France will lead the initiative and will prepare a proposal for “simpler rules” that will create “real taxation” and stop companies that “minimize taxes and grab market share”.

The drafted rules will be considered in September during a European Union meeting. France finance minister Bruno Le Maire believes with German input, Europe-wide rules can be implemented more rapidly. While Germany is not working with France, it is believed to be working on its own similar laws.

“Europe must learn to defend its economic interest much more firmly — China does it, the U.S. does it,” French Finance Minister Bruno Le Maire said. “You cannot take the benefit of doing business in France or in Europe without paying the taxes that other companies — French or European companies — are paying.”

Recently elected French President, Emmanuel Macron, is notably a critic of the way tech companies exploit tax loopholes. He has committed to creating a fair system

Tech Companies vs. Europe

Apple’s problems with European tax are well known. The company is in the midst of a legal struggle with the European Commission over its illegal state aid from Ireland.

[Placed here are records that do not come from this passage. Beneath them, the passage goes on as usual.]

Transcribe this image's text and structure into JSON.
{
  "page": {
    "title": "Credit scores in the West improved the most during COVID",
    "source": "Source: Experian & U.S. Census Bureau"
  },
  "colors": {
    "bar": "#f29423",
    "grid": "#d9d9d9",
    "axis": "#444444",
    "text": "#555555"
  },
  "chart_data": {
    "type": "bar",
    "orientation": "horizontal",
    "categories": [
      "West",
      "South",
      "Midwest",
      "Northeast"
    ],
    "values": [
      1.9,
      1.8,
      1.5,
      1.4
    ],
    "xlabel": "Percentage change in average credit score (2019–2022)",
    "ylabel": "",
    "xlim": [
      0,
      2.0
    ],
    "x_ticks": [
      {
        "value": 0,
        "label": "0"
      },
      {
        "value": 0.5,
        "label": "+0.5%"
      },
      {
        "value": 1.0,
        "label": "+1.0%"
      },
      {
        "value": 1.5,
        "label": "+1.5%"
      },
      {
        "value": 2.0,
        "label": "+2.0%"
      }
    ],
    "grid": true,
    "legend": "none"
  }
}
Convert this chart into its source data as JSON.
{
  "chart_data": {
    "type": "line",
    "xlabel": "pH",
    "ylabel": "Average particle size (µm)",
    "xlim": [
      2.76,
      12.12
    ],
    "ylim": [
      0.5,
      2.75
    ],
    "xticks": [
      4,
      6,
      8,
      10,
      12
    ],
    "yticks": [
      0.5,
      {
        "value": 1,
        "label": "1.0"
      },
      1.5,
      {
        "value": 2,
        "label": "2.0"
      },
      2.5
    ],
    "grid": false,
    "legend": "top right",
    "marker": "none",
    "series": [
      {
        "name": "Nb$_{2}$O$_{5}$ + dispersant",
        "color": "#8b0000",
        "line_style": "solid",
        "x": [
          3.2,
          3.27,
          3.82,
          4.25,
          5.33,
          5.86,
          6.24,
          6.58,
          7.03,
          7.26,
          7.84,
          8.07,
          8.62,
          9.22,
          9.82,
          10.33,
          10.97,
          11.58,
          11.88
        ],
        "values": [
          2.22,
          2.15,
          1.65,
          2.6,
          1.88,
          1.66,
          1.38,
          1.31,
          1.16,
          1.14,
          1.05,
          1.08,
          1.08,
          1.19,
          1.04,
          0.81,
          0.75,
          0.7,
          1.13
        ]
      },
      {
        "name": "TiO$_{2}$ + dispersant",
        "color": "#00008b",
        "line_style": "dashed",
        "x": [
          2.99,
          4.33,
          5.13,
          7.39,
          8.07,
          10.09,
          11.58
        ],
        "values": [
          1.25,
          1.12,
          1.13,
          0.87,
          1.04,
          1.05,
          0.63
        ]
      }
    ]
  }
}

If punished, Apple could be forced to pay $14.5 billion in back taxes.

The Commission, Europe’s regulatory body has also come down hard on Microsoft and Google, albeit for non-tax issues.

Just today, Microsoft announced it paid a lowly $30 million in income tax in the United States last year. Part of the reason for the low amount is because of the company’s divisions in low tax regions. France and Germany would like to see such practices halted.